Firm financial performance as a result of CSR activities can be difficult to measure: its value may lie in intangible assets like employee engagement.
The link between your firm’s social initiatives and its financial return may lie in your intangible assets.
Past research has confirmed a positive relationship between companies’ corporate responsibility performance (CRP) and corporate financial performance (CFP). Yet, the factors that explain this relationship are still not well understood.
A study by Jordi Surroca, Joseph Tribó (Universidad Carlos III de Madrid) and Sandra Waddock (Carroll School of Management, Boston College) explores whether intangible resources link corporate responsibility performance with financial performance, hypothesizing that intangible resources, traditionally seen as the basis of a firm’s competitive advantage, are the missing link between improved CRP and CFP.
Intangible assets, like empowerment & innovation, unlock CFP.
This study uses stakeholder theory and resource-based theory, applied to 599 companies from 28 countries. It uses the SiRi Pro Database to construct a corporate responsibility performance index, and an econometric approach to determine the CRP and CFP relationship.
The authors find firms can improve their financial and corporate responsibility performance by investing in innovation, and empowering employees. These investments can benefit stakeholder relations, lead to new market opportunities, and help attract and retain better and more productive workers.

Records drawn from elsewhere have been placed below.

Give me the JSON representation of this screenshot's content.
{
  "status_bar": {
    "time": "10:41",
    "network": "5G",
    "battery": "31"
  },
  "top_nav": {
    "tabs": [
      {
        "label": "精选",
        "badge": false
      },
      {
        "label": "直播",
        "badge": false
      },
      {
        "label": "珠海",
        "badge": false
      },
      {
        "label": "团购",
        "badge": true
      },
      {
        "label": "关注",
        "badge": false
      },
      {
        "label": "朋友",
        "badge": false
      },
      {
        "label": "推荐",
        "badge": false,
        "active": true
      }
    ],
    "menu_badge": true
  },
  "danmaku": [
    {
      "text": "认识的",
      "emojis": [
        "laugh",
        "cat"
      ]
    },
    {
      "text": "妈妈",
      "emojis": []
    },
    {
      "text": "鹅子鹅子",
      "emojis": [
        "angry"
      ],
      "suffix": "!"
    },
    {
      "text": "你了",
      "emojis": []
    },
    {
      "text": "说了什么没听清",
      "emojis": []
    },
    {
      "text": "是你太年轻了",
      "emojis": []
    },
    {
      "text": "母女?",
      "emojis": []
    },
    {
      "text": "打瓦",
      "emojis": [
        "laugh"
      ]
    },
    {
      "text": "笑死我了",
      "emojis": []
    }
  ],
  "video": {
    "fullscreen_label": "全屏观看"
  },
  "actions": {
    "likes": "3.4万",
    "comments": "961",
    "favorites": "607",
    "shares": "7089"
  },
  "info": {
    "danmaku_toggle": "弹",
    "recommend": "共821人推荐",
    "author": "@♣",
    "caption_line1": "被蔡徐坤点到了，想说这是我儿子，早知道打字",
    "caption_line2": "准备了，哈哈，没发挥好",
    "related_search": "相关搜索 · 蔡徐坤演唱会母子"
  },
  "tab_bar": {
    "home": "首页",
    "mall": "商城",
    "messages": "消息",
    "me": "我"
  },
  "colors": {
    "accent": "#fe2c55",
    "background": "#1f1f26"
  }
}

Key investments can also improve brand image and allow firms to charge price premiums.
Several key investments were found to improve both the financial and corporate responsibility performance of firms:
Use these four strategies to empower & innovate.
Create innovative pollution-reducing products and processes to allow you to enter new markets.
Invest in socially responsible actions to improve brand image, enable price premiums, and improve relations with stakeholders. These practices allow your firm to negotiate better terms with suppliers and financial institutions, and build customer loyalty.
Improve company culture by treating employees honestly and fairly. Create formal policies for business ethics, health and safety, employment equity, freedom of association, working hours, and wages. A good culture generates greater employee loyalty, morale, productivity, and attracts highly qualified employees. These in turn improve financial outcomes.
Provide a clean and safe working environment, health and education benefits, and training opportunities. Investing slack resources in empowering employees increases motivation and satisfaction, worker productivity, and improves your financial performance.
Acknowledge the value of intangibles.
This research highlights the importance of including intangibles when evaluating the relationship between CRP and CFP. As a manager, do not discount the power of these intangible assets to have real impact on your financial bottom line.
Future research can explore additional variables that might affect this link. It can also explore whether the results differ across countries.
Surroca, J. Tribó, J.A. & Waddock, S. 2010. “Corporate Responsibility and Financial Performance: The Role of Intangible Resources.” Strategic Management Journal. 31.5: 463-490.